The Occupy Wall Street Movement

  1. The Occupy Wall Street movement has received significant attention lately, yet more Americans hold an unfavorable than a favorable view of the movement, with intensity on the negative side. The favorable/unfavorable ratings of Occupy Wall Street are 34/42 overall (17 percent very favorable/28 percent very unfavorable). Both Republicans and Independents give the movement an unfavorable rating (16/63 and 32/43, respectively), while Democrats rate it favorably (55/22).
  2. Opinions toward Occupy Wall Street improve when given arguments for and against the movement.

    Occupy Wall Street is a positive force in American politics. They are rightly pointing out the excesses of big banks and Wall Street, which made huge profits while jeopardizing the financial security of ordinary Americans.

    Occupy Wall Street is a negative force in American politics. They are left-wing activists who think capitalism is bad, and would prefer a system where government regulates profits and redistributes income instead of a free-market economy.
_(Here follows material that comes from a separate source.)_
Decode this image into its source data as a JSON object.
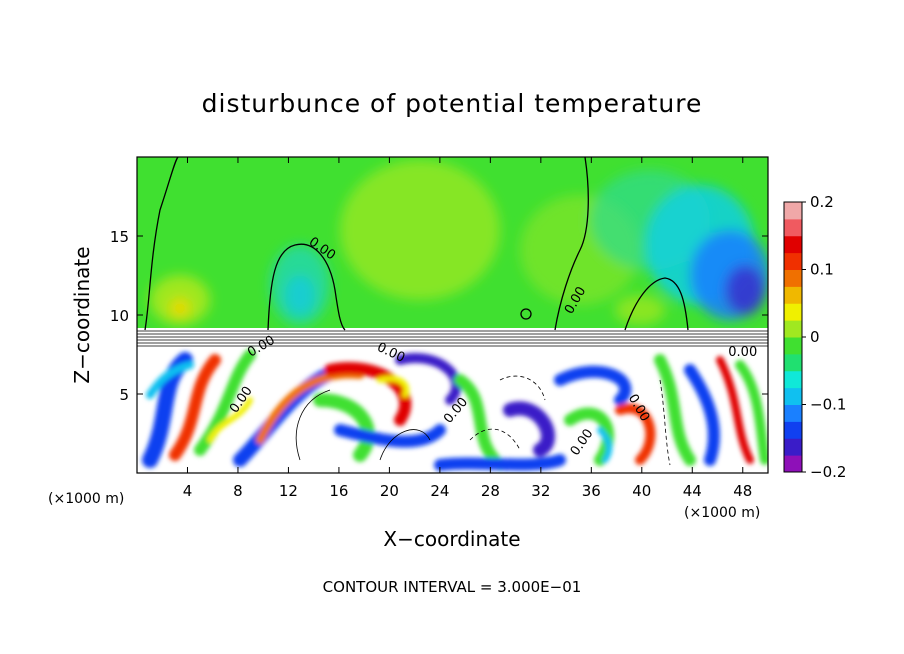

    With this explanation, Americans believe Occupy Wall Street is a positive force by 47 to 37 percent, including Democrats at 62 to 24 percent and Independents by 49 to 36 percent. Republicans view it as a negative force by 54 to 28 percent.

    In one more demonstration of populist anger toward Wall Street, one-third of the people with a favorable view of the Tea Party say Occupy Wall Street is a positive force.

    The bottom line: defending Wall Street and big banks is a losing political proposition in the current climate.

Congress

  1. Ratings for both "Republicans in Congress" and "Democrats in Congress" have declined over the course of the year. As demonstrated in our August survey, the debt limit debate damaged the image of both parties, and neither has recovered.
    • Favorable/unfavorable ratings of Republicans in Congress have gone from 45/42 in January to 40/50 in August to 38/55 today.
    • Favorable/unfavorable ratings of Democrats in Congress have gone from 45/46 in January to 42/48 in August to 42/50 today.

Conclusion

President Obama faces an uphill battle for reelection. Just as with President Carter in 1980 and President George H. W. Bush in 1992, when voters are very upset about the direction of the country and the opposition party nominates a credible alternative candidate, a presidential reelection campaign turns into a referendum on the incumbent president's leadership. If the election were held today, one year before the actual election, President Obama would lose that referendum.

Methodology

This survey of 1000 registered voters was conducted October 30 to November 2, 2011. Respondents were selected randomly from a random-digit-dialing sample including both cell phone and landline telephone numbers, and were contacted by live interviewers. All respondents confirmed that they are registered to vote in the county in which they live. Quotas were set for state, age, and race based on state registration and previous turnout. The sample was minimally weighted to 34 percent Democrat, 34 percent Independent, and 30 percent Republican.

The margins of error for responses with an even split – 50 percent for one response and 50 percent for another response – are ±3.10 percent for the full sample, ±5.66 percent for Republicans (300 respondents), ±5.34 percent for Independents (337 respondents), and ±5.31 percent for Democrats (340 respondents). The margin of error is smaller when one response receives a higher level of support. For example, the margin of error is ±2.68 percent when 75 percent of respondents in the full sample choose one response and 25 percent choose another response.